When it comes to the evidence, as I said I interpret and weight it differently than you. Merely asserting that the evidence is overwhelmingly against me is not an effective form of debate, especially when it includes calling the other position "stupid" (as has happened twice now in this thread) and especially not when the phrase "dumb fuck" is employed. I know I come across as comically formal when writing about this stuff, but I'm trying to be precise and to honestly acknowledge which parts of my world view I feel I have the right to assert firmly and which parts are mere beliefs-on-the-basis-of-evidence-I-personally-find-persuasive. When I do that, it just tends to end up sounding formal. I don't often see the same degree of honesty among those I debate this with here, but that is likely to be a near-universal feature HN rather than a failing of just the strong AI proponents here. At any rate "stupid dumb fucks" comes across as argument-by-ridicule to me. I don't think I've done anything to deserve it and it's certainly not likely to change my mind about anything.

You've raised one concrete point about the evidence, which I'll respond to: you've said that the ability to contribute to frontier research maths is posessed only by a tiny number of humans and that a "bar" of "human level" intelligence set there would exclude everyone else.

I don't consider research mathematicians to possess qualitatively different abilities to the rest of the population. They think in human ways, with human minds. I think the abilities that are special to human mathematicians relative to machine mathematicians are (qualitatively) the same abilities that are special to human lawyers, social workers or doctors relative to machine ones. What's special about the case of frontier maths, I claim, is that we can pin it down. We have an unambiguous way of determining whether the goal I decided to look for (decades ago) has actually been achieved. An important-new-theorem-machine would revolutionise maths overnight, and if and when one is produced (and it's a computer) I will have no choice but to change my entire world view.
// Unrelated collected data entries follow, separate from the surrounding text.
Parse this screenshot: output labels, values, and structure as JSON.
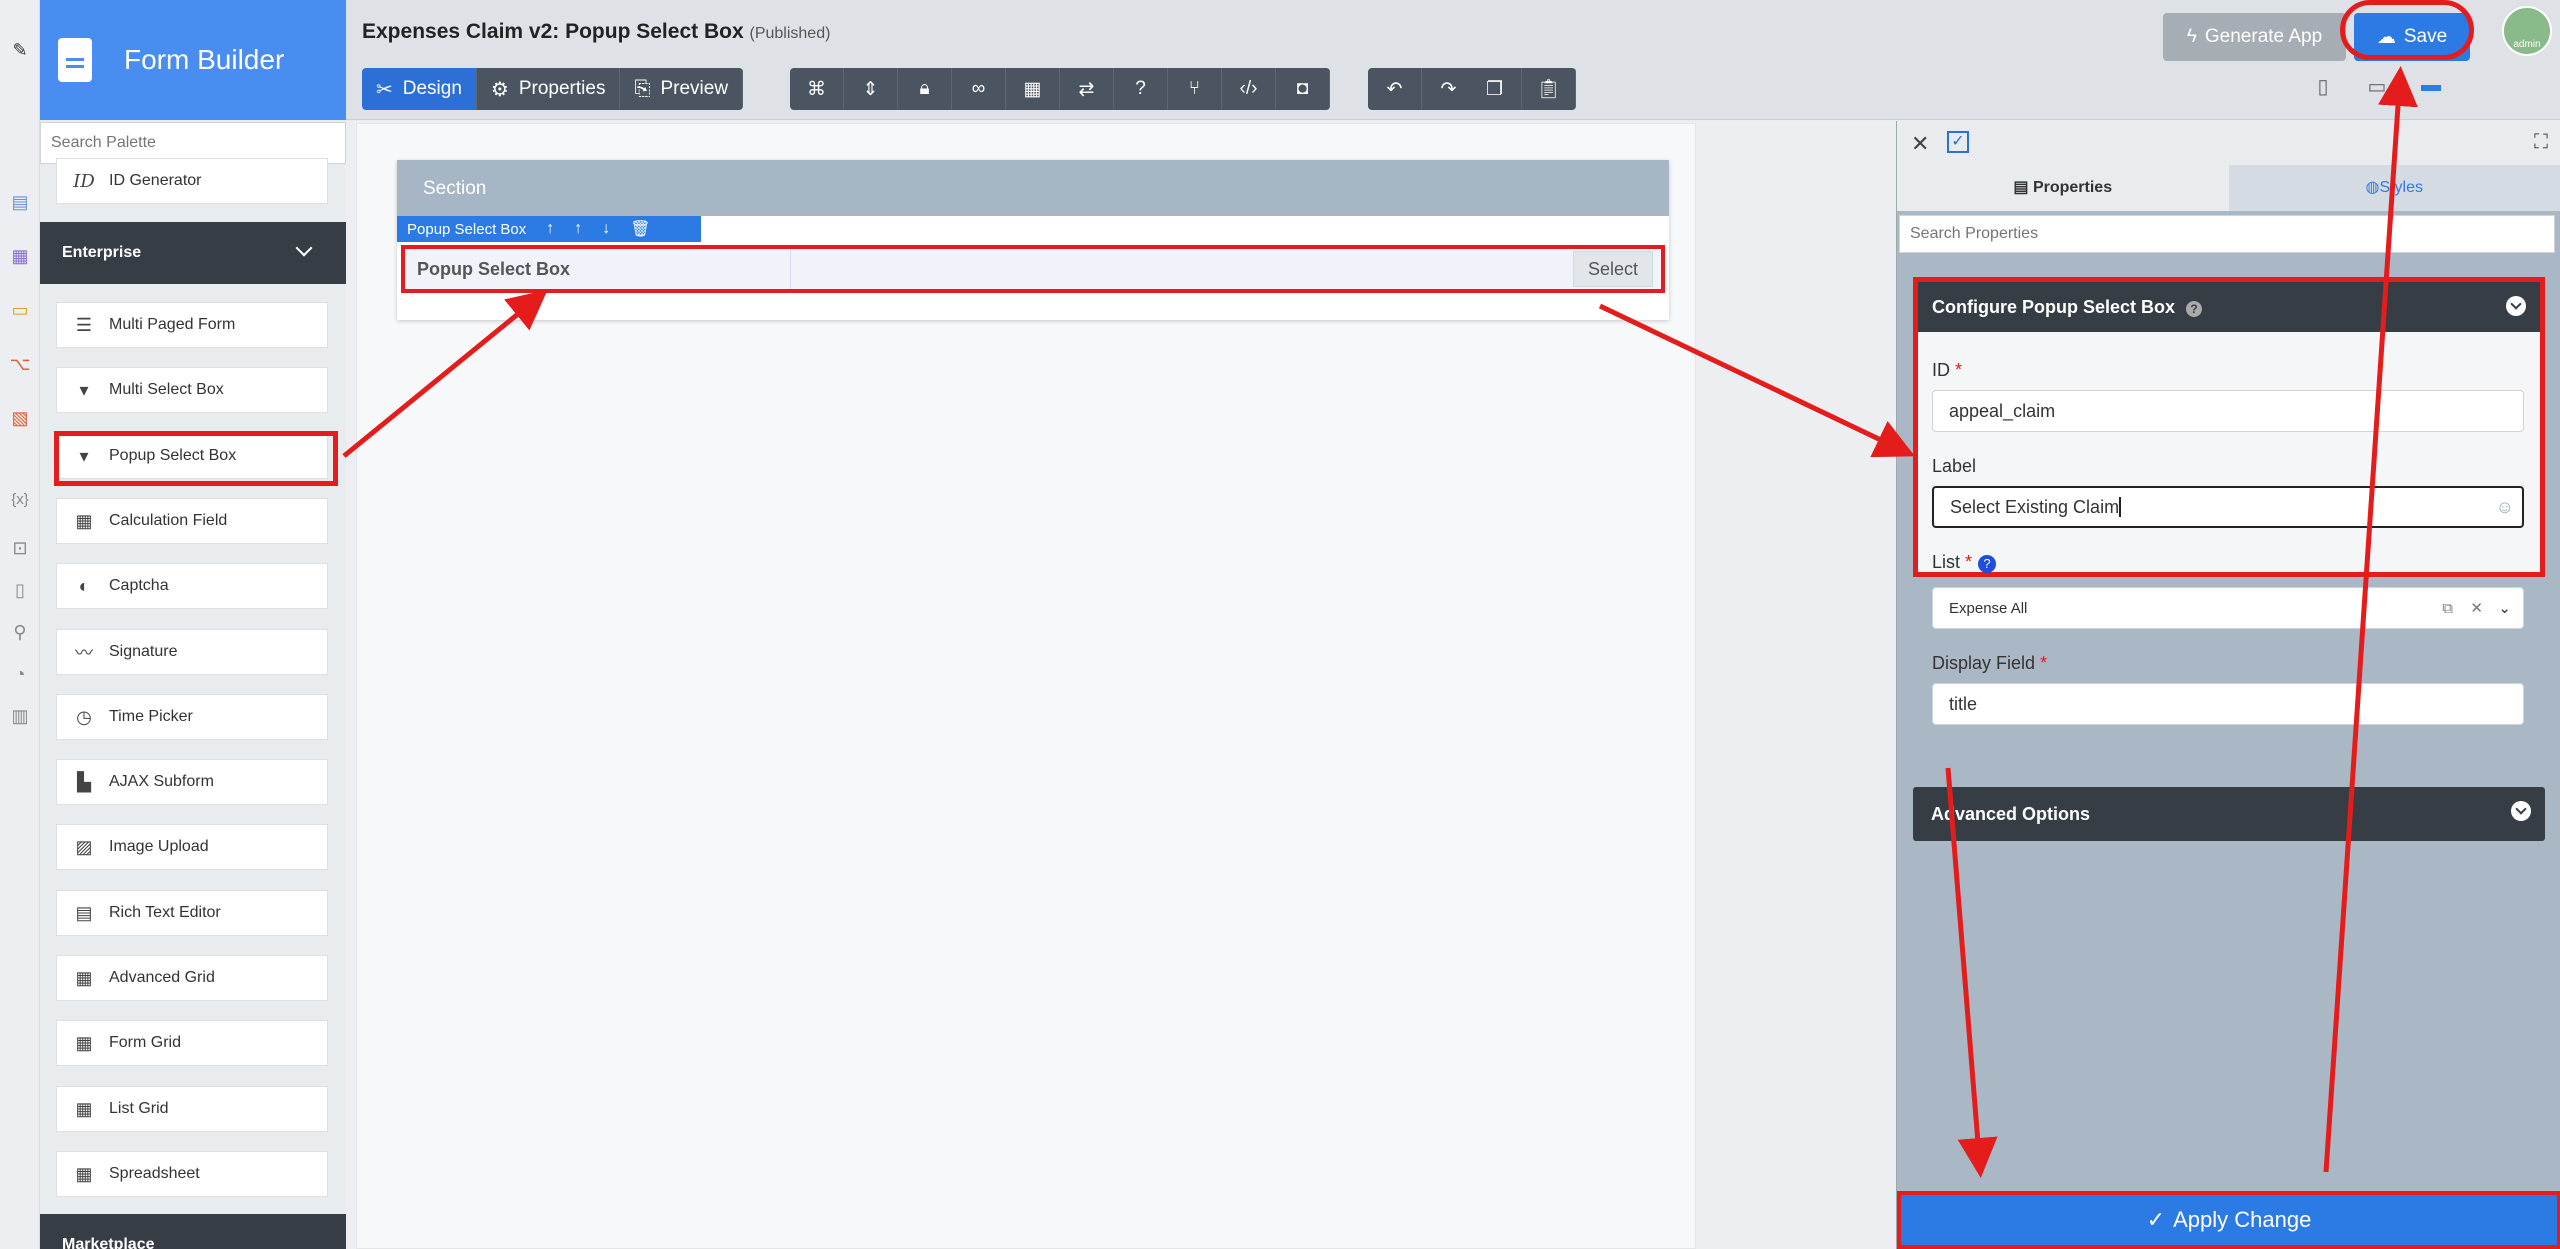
{
  "app": {
    "title": "Form Builder"
  },
  "palette": {
    "search_placeholder": "Search Palette",
    "first_item": "ID Generator",
    "category": "Enterprise",
    "items": [
      {
        "label": "Multi Paged Form",
        "icon": "form-pages-icon"
      },
      {
        "label": "Multi Select Box",
        "icon": "dropdown-icon"
      },
      {
        "label": "Popup Select Box",
        "icon": "dropdown-icon"
      },
      {
        "label": "Calculation Field",
        "icon": "calculator-icon"
      },
      {
        "label": "Captcha",
        "icon": "shield-icon"
      },
      {
        "label": "Signature",
        "icon": "signature-icon"
      },
      {
        "label": "Time Picker",
        "icon": "clock-icon"
      },
      {
        "label": "AJAX Subform",
        "icon": "file-icon"
      },
      {
        "label": "Image Upload",
        "icon": "image-icon"
      },
      {
        "label": "Rich Text Editor",
        "icon": "editor-icon"
      },
      {
        "label": "Advanced Grid",
        "icon": "table-icon"
      },
      {
        "label": "Form Grid",
        "icon": "table-icon"
      },
      {
        "label": "List Grid",
        "icon": "table-icon"
      },
      {
        "label": "Spreadsheet",
        "icon": "table-icon"
      }
    ],
    "next_category": "Marketplace"
  },
  "header": {
    "form_title": "Expenses Claim v2: Popup Select Box",
    "status": "(Published)",
    "tabs": [
      "Design",
      "Properties",
      "Preview"
    ],
    "generate_label": "Generate App",
    "save_label": "Save",
    "avatar_label": "admin"
  },
  "canvas": {
    "section_title": "Section",
    "toolbar_label": "Popup Select Box",
    "field_label": "Popup Select Box",
    "select_label": "Select"
  },
  "properties": {
    "tab_properties": "Properties",
    "tab_styles": "Styles",
    "search_placeholder": "Search Properties",
    "panel_title": "Configure Popup Select Box",
    "id_label": "ID",
    "id_value": "appeal_claim",
    "label_label": "Label",
    "label_value": "Select Existing Claim",
    "list_label": "List",
    "list_value": "Expense All",
    "display_label": "Display Field",
    "display_value": "title",
    "advanced_label": "Advanced Options",
    "apply_label": "Apply Change"
  },
  "colors": {
    "accent": "#2c7be5",
    "highlight": "#e41c1c",
    "dark": "#363d45"
  }
}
For other human tasks, it's not so easy. Either the task can't be boiled down to text generation at all or we have no unambiguous way to set a criterion for what "human-like insight" putatively adds. Maths research is at a sweet spot: it can be viewed as pure text generation and the sort of insight I'm looking for is objectively verifiable there. The need for it to be research maths is not because I only consider research mathematicians to be intelligent, but because a ground-breaking new theorem (preferably a stream of them, each building on the last) is the only example I can think of where human-like insight would be absolutely required, and where the test can be done right now (and it is, and LLMs have failed it so far).
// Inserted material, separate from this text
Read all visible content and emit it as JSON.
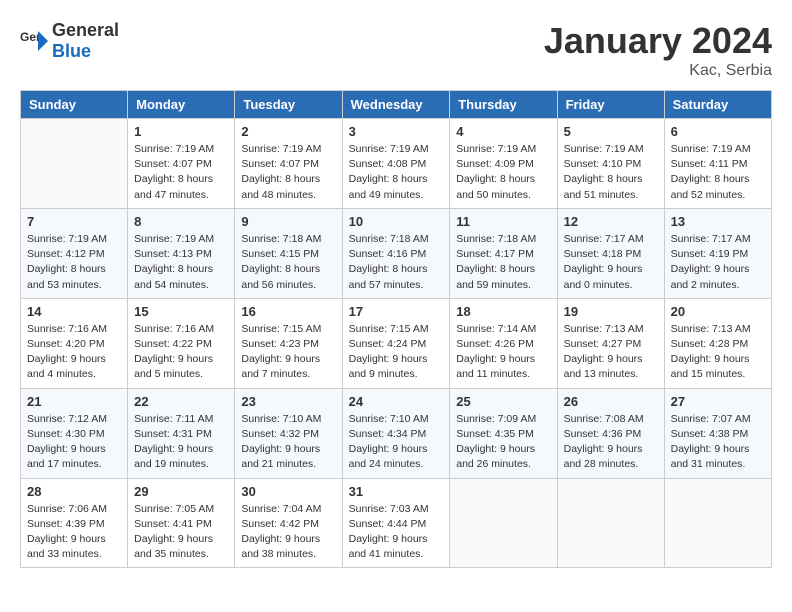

I dispute your "level" framing, BTW. I often see people with your viewpoint assuming that the road to recreating human intelligence will be incremental, and that there's some threshold at which success can be claimed. When debating with someone who sees the world as I do, assuming that model is begging the question. I see something qualitative that separates the mechanism of human minds from all computers, not a level of "something" beyond which I think things are worthy of being called intelligent. My research maths "goal" isn't an attempt to delineate a feat that would impress me in some way, while all lesser feats leave me cold. (I am already hugely impressed by LLMs.) My "goal" is rather an attempt to identify a practically-achievable piece of evidence that would be sufficient for me to change my world view. And that, if it ever happens, will be a massive personal upheaval, so strong evidence is needed - certainly stronger than "HN commenter thinks I'm a dumb fuck".

[nemo1618]

AI does not need to be conscious for it to harm us.

[nonethewiser]

Isnt the question more if it needs to be conscious to actually be intelligent?